Broken story collapses into history in section four, "An Arrow A Wing": "the Jews in Turkey watched the destruction of Jewish Salonika—many of whom had family there, many of whom were born there...The Nazis would never invade Istanbul" (138). Yvette's husband, Izzy, goes almost fully blind in 1959. Familial history and national history meet each other in broken sight:

To break a story—
must you

believe in a story

too much?
Or not at all?

Is it to know

some memory

follows us
so far
we wonder
will it follow
our children and their children?

Or will it
stop
on the imagined border of
this white
page? (146)

Imagination turns into "studies for an exercise in world creation," as Haviv quotes Sol LeWitt. The final sections of the book, "A Flag of No Nation" and "Hamsa Flag," deliver a flag wrapped in the body and holding a poem. In a series of rectangular poems, the flag is revealed to be made of breath, air, perception: a photograph of Yvette's face, turned sideways, a younger hand held in her older hand; "lift the corners of body. Higher. Under the / banner of darkness, we share new light. We practice" (179). The Hamsa Flag centers around the open palm (Haviv earlier writes that he would place new eyes, if given a second set, in his open palm so that he could open and close them when he wanted).

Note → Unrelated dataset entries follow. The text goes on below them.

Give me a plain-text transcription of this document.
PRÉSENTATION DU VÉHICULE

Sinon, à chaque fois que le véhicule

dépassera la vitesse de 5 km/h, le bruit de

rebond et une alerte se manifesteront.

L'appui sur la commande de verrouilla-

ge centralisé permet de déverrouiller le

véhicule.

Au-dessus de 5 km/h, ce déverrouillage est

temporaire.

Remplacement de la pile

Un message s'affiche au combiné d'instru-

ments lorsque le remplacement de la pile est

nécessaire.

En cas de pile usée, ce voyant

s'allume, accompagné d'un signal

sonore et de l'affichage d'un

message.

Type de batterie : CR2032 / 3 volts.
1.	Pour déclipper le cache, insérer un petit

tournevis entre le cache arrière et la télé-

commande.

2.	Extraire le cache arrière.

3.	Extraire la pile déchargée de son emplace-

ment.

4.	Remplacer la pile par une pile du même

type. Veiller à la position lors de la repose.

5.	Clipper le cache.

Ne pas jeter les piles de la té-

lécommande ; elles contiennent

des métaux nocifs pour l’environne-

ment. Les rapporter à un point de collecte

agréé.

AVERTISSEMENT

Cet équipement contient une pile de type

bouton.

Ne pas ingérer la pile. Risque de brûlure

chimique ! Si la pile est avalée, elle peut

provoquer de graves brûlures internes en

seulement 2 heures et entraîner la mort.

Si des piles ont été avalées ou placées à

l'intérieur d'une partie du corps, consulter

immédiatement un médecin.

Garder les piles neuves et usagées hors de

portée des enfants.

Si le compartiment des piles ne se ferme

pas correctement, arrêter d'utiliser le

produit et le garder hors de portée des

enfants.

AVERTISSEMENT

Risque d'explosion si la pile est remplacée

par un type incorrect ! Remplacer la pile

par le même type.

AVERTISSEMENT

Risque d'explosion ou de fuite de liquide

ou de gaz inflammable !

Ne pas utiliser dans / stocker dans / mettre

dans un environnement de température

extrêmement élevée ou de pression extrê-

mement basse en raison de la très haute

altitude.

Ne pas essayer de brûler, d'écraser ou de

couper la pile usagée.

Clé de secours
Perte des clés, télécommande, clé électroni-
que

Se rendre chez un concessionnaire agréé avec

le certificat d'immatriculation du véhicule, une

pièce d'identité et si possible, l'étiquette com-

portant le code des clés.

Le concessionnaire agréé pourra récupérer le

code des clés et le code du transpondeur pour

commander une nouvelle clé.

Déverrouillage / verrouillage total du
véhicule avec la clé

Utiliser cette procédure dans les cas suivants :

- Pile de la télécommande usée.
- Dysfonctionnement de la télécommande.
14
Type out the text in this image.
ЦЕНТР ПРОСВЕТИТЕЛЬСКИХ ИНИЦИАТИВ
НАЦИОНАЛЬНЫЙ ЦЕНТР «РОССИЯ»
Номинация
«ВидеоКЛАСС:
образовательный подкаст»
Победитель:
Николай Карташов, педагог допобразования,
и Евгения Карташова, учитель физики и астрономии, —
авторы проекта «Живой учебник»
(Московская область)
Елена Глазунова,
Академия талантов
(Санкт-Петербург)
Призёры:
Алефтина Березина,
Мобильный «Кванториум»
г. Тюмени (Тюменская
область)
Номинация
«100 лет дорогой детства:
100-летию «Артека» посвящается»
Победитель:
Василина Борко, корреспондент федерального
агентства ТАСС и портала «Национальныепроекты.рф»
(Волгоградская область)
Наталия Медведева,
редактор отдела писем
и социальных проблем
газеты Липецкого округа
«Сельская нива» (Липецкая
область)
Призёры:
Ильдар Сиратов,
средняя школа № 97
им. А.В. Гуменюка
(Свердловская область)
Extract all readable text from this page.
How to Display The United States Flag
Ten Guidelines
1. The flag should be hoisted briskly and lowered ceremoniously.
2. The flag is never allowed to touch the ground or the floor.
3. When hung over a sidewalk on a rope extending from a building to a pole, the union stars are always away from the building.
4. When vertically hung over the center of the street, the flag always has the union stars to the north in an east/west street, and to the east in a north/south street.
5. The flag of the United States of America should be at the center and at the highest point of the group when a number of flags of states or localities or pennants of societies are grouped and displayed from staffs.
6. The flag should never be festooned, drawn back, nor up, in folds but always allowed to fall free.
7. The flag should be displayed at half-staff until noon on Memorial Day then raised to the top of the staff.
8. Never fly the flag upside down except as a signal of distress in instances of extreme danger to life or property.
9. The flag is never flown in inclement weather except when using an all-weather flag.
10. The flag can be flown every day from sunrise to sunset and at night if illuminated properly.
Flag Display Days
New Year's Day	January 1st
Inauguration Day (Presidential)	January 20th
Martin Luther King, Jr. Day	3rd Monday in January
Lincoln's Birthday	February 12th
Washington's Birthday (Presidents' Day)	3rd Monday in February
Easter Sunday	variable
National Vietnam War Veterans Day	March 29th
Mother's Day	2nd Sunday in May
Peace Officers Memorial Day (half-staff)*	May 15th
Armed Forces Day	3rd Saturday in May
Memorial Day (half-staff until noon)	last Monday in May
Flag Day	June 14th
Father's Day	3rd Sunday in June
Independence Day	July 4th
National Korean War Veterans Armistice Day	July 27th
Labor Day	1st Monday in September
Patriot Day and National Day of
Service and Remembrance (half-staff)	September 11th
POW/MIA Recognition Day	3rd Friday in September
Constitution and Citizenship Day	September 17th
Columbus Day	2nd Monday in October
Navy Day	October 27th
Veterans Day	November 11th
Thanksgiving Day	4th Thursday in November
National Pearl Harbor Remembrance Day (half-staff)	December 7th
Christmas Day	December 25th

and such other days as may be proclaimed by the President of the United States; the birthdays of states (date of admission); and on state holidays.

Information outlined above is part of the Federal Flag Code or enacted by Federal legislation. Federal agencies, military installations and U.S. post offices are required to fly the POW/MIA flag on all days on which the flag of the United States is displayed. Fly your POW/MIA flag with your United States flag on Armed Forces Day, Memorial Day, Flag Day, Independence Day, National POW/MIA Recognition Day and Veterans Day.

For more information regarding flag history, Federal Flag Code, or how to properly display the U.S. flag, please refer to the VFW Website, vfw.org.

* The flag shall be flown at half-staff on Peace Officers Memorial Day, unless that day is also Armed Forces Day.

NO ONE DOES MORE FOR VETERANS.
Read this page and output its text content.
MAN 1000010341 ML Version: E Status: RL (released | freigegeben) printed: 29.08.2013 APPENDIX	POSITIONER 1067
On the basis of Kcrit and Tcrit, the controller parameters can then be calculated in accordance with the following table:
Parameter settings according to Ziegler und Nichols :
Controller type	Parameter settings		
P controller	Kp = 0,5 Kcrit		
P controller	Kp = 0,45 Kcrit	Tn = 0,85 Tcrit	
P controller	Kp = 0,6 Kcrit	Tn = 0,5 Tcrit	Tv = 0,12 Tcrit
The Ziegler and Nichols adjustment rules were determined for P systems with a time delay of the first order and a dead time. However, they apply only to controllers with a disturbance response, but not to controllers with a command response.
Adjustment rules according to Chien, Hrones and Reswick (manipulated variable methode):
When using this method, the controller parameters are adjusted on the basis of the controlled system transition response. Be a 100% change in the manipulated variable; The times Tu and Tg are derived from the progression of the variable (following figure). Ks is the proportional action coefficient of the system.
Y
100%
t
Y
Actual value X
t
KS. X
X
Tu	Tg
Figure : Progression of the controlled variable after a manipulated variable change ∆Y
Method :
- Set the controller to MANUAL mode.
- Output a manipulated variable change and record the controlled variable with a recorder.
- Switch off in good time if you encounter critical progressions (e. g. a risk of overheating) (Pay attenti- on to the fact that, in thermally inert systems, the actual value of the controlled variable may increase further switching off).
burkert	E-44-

The flag serves as a symbol for a movement that would aspire to "something new. a world to come" (186). Its uses and forms are unanswered; the book ends with questions given to the reader, inviting shared imagination.
     A Flag of No Nation ends, as it begins, with sight and blindness: "the full tenderness of unknowing" meets, through broken vision, "all the loves to be" (195). Haviv has given us a book which refuses to know more than it unknows, which reveals sight as wound and balm in the same breath. With eyes turned to past and future at once, Haviv gives us story broken and whole and asks us to accompany him. A Flag of No Nation wrests language from its place in time and carries it towards an imagined homeland yet to be achieved but brimming with vision.